During the past few months, we have seen a spate of corporate activity, with the MTN/Telkom takeover being one of the leading lights. These discussions however came to an end during October, with MTN walking away from the deal. Telkom’s share price sold off over 20% after the announcement. There was also weakness in our tech stocks with Naspers and Prosus pulling back sharply on a weaker Tencent price, largely due to weakness in Chinese tech sector, as the investment community took a cautious view on the outcome of the Chinese Communist Party’s Congress.
The banking sector experienced decent moves higher with FirstRand up 6%, Nedbank up just under 9%, ABSA up 13%, Standard Bank up by 19% and Capitec up over 22%. The resources sectors performance was mixed with BHP down 9%, Thungela pulled lower by 13.4% as the price of export coal dropped by around 24%, Anglo up 1.9%, Impala up just under 11% and Amplats up by 13.4%.

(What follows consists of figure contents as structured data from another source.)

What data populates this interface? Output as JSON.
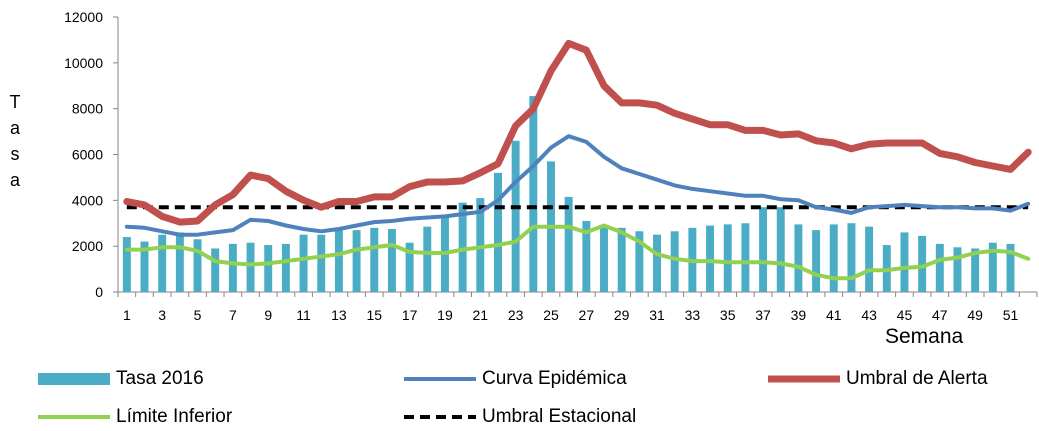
{
  "chart_data": {
    "type": "bar",
    "ylabel": "Tasa",
    "xlabel": "Semana",
    "ylim": [
      0,
      12000
    ],
    "y_ticks": [
      "0",
      "2000",
      "4000",
      "6000",
      "8000",
      "10000",
      "12000"
    ],
    "x_ticks": [
      "1",
      "3",
      "5",
      "7",
      "9",
      "11",
      "13",
      "15",
      "17",
      "19",
      "21",
      "23",
      "25",
      "27",
      "29",
      "31",
      "33",
      "35",
      "37",
      "39",
      "41",
      "43",
      "45",
      "47",
      "49",
      "51"
    ],
    "weeks": [
      1,
      2,
      3,
      4,
      5,
      6,
      7,
      8,
      9,
      10,
      11,
      12,
      13,
      14,
      15,
      16,
      17,
      18,
      19,
      20,
      21,
      22,
      23,
      24,
      25,
      26,
      27,
      28,
      29,
      30,
      31,
      32,
      33,
      34,
      35,
      36,
      37,
      38,
      39,
      40,
      41,
      42,
      43,
      44,
      45,
      46,
      47,
      48,
      49,
      50,
      51,
      52
    ],
    "series": [
      {
        "name": "Tasa 2016",
        "kind": "bar",
        "color": "#4BACC6",
        "values": [
          2400,
          2200,
          2500,
          2600,
          2300,
          1900,
          2100,
          2150,
          2050,
          2100,
          2500,
          2500,
          2700,
          2700,
          2800,
          2750,
          2150,
          2850,
          3300,
          3900,
          4100,
          5200,
          6600,
          8550,
          5700,
          4150,
          3100,
          2900,
          2800,
          2650,
          2500,
          2650,
          2800,
          2900,
          2950,
          3000,
          3700,
          3700,
          2950,
          2700,
          2950,
          3000,
          2850,
          2050,
          2600,
          2450,
          2100,
          1950,
          1900,
          2150,
          2100,
          0
        ]
      },
      {
        "name": "Curva Epidémica",
        "kind": "line",
        "color": "#4F81BD",
        "values": [
          2850,
          2800,
          2650,
          2500,
          2500,
          2600,
          2700,
          3150,
          3100,
          2900,
          2750,
          2650,
          2750,
          2900,
          3050,
          3100,
          3200,
          3250,
          3300,
          3400,
          3500,
          4000,
          4800,
          5500,
          6300,
          6800,
          6550,
          5900,
          5400,
          5150,
          4900,
          4650,
          4500,
          4400,
          4300,
          4200,
          4200,
          4050,
          4000,
          3700,
          3600,
          3450,
          3700,
          3750,
          3800,
          3750,
          3700,
          3700,
          3650,
          3650,
          3550,
          3850
        ]
      },
      {
        "name": "Umbral de Alerta",
        "kind": "line",
        "color": "#C0504D",
        "values": [
          3950,
          3800,
          3300,
          3050,
          3100,
          3800,
          4250,
          5100,
          4950,
          4400,
          4000,
          3700,
          3950,
          3950,
          4150,
          4150,
          4600,
          4800,
          4800,
          4850,
          5200,
          5600,
          7250,
          8000,
          9650,
          10850,
          10550,
          9000,
          8250,
          8250,
          8150,
          7800,
          7550,
          7300,
          7300,
          7050,
          7050,
          6850,
          6900,
          6600,
          6500,
          6250,
          6450,
          6500,
          6500,
          6500,
          6050,
          5900,
          5650,
          5500,
          5350,
          6100
        ]
      },
      {
        "name": "Límite Inferior",
        "kind": "line",
        "color": "#92D050",
        "values": [
          1850,
          1850,
          1950,
          1950,
          1800,
          1350,
          1250,
          1200,
          1250,
          1350,
          1450,
          1550,
          1650,
          1850,
          1950,
          2050,
          1750,
          1700,
          1700,
          1850,
          1950,
          2050,
          2200,
          2850,
          2850,
          2850,
          2600,
          2900,
          2600,
          2200,
          1650,
          1450,
          1350,
          1350,
          1300,
          1300,
          1300,
          1250,
          1100,
          750,
          600,
          600,
          950,
          950,
          1050,
          1100,
          1400,
          1500,
          1700,
          1800,
          1750,
          1450
        ]
      },
      {
        "name": "Umbral Estacional",
        "kind": "dashed",
        "color": "#000000",
        "values": [
          3700,
          3700,
          3700,
          3700,
          3700,
          3700,
          3700,
          3700,
          3700,
          3700,
          3700,
          3700,
          3700,
          3700,
          3700,
          3700,
          3700,
          3700,
          3700,
          3700,
          3700,
          3700,
          3700,
          3700,
          3700,
          3700,
          3700,
          3700,
          3700,
          3700,
          3700,
          3700,
          3700,
          3700,
          3700,
          3700,
          3700,
          3700,
          3700,
          3700,
          3700,
          3700,
          3700,
          3700,
          3700,
          3700,
          3700,
          3700,
          3700,
          3700,
          3700,
          3700
        ]
      }
    ],
    "legend_placement": "bottom"
  }
}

On the economic front, we had the Medium-Term Budget Policy Statement, which appeared to be handled well and with a positive tone by the finance minister Enoch Godongwana. He indicated that there was a plan to absorb the Eskom debt, but that it would only be finalised at the 2023 budget. He further indicated that a portion of the latest revenue windfall would be allocated to increased expenditure. There was, however, a clear and definitive guidance from the National Treasury that any further or new additions to expenditure, of a permanent nature, would have to be either financed by an increased revenue, or a cutting of existing expenditure. Further to this, the headline inflation numbers for September, came in lower for the second month in a row coming in at 7.5% vs the previous 7.6%. Core inflation numbers, which excludes food and energy prices, came in slightly higher at 4.7% vs the previous of 4.4%, an indication of the general price increases across the board.